Discussion Protocols
- Be courteous and considerate. It is important to be honest and to express
yourself freely but being considerate of others online is just as important
as in the classroom.
- During an online discussion assignment, check the discussion area multiple
times.
- Make every effort to be clear. Online communication lacks the nonverbal
cues that fill in much of the meaning in face-to-face communication. (Using emoticons and
other phatic communication
strategies can help.)
- If you want to send a message to the instructor or to another student,
use e-mail rather than the discussions.
- Use the appropriate discussion topic; don't post all your comments in the
same discussion topic.
- Use the following conventions when composing a discussion posting:
- Be careful about "Subject" headings; be descriptive, refer to a particular
assignment or previous discussion posting when applicable. Some assignments
will specify the subject heading.
- Use the "Reply" or "Quote" button rather than the "Compose" button
if you are replying to someone else's posting. ("Quote" is preferable
because it includes the original message for context. The original
message can be edited to create a shorter excerpt.)
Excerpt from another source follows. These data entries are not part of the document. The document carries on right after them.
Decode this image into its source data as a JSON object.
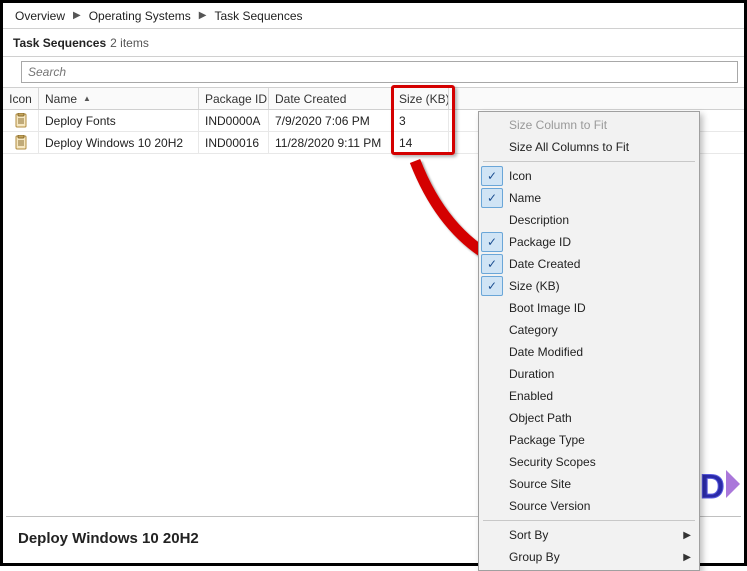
{
  "breadcrumb": [
    "Overview",
    "Operating Systems",
    "Task Sequences"
  ],
  "title": "Task Sequences",
  "count_text": "2 items",
  "search_placeholder": "Search",
  "columns": {
    "icon": "Icon",
    "name": "Name",
    "pkg": "Package ID",
    "date": "Date Created",
    "size": "Size (KB)"
  },
  "rows": [
    {
      "name": "Deploy Fonts",
      "pkg": "IND0000A",
      "date": "7/9/2020 7:06 PM",
      "size": "3"
    },
    {
      "name": "Deploy Windows 10 20H2",
      "pkg": "IND00016",
      "date": "11/28/2020 9:11 PM",
      "size": "14"
    }
  ],
  "context_menu": {
    "size_column": "Size Column to Fit",
    "size_all": "Size All Columns to Fit",
    "cols": [
      {
        "label": "Icon",
        "checked": true
      },
      {
        "label": "Name",
        "checked": true
      },
      {
        "label": "Description",
        "checked": false
      },
      {
        "label": "Package ID",
        "checked": true
      },
      {
        "label": "Date Created",
        "checked": true
      },
      {
        "label": "Size (KB)",
        "checked": true
      },
      {
        "label": "Boot Image ID",
        "checked": false
      },
      {
        "label": "Category",
        "checked": false
      },
      {
        "label": "Date Modified",
        "checked": false
      },
      {
        "label": "Duration",
        "checked": false
      },
      {
        "label": "Enabled",
        "checked": false
      },
      {
        "label": "Object Path",
        "checked": false
      },
      {
        "label": "Package Type",
        "checked": false
      },
      {
        "label": "Security Scopes",
        "checked": false
      },
      {
        "label": "Source Site",
        "checked": false
      },
      {
        "label": "Source Version",
        "checked": false
      }
    ],
    "sort_by": "Sort By",
    "group_by": "Group By"
  },
  "detail_title": "Deploy Windows 10 20H2"
}
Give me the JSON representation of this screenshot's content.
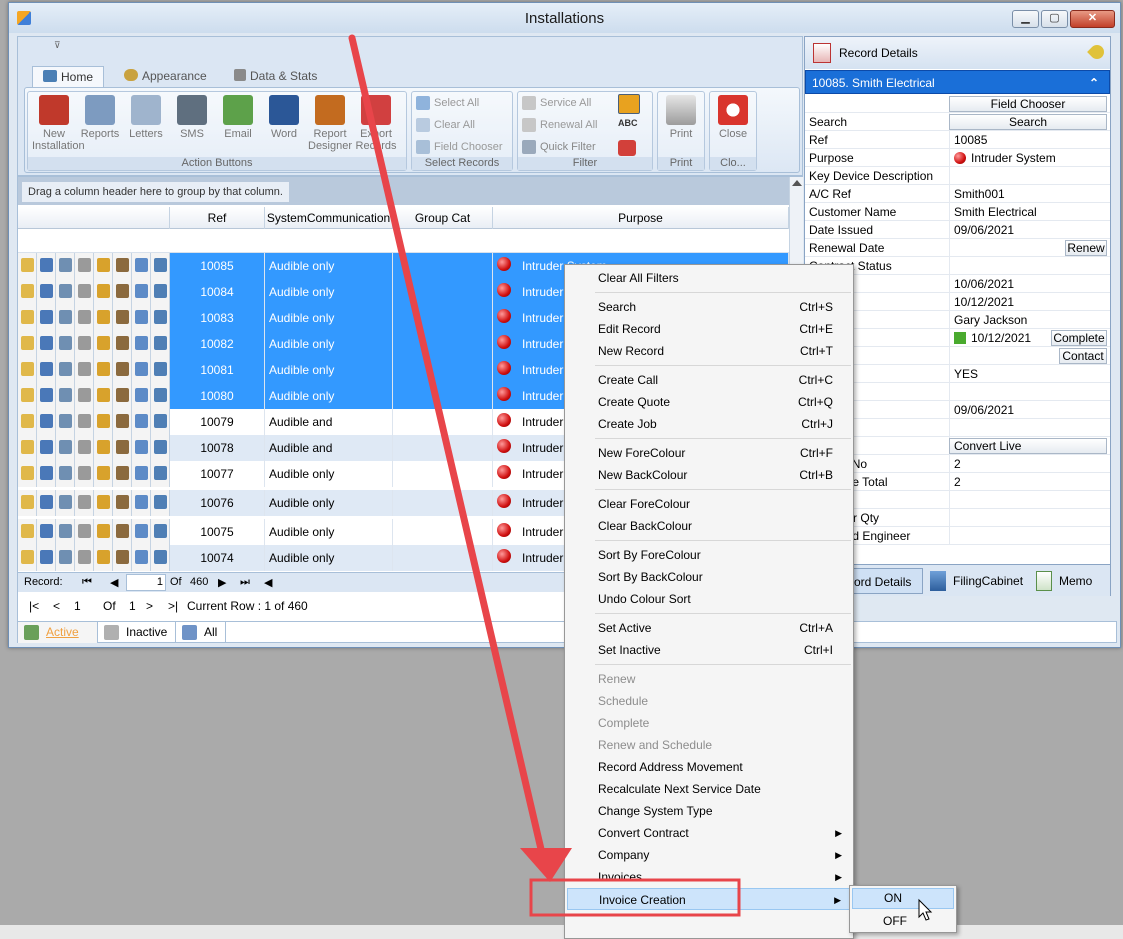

- Avoid postings such as "I agree," "I don't know either," "who cares," or "ditto." They
do not add to the discussion, take up space on the discussion topics,
and will not be counted for credit.
- Do not use all caps. This makes the message very hard to read and
is considered "shouting."
- Check spelling, grammar, and punctuation.
- Try to avoid posting large blocks of text but when you must, break
them into paragraphs and use a space between paragraphs. (If you choose
to prepare your message in a word processor, add an extra paragraph
break in order to avoid inadvertently creating a block of text when
copying/pasting into a discussion posting.)
- Use the "Preview" button to see what your discussion posting will
look like to others before clicking "Post."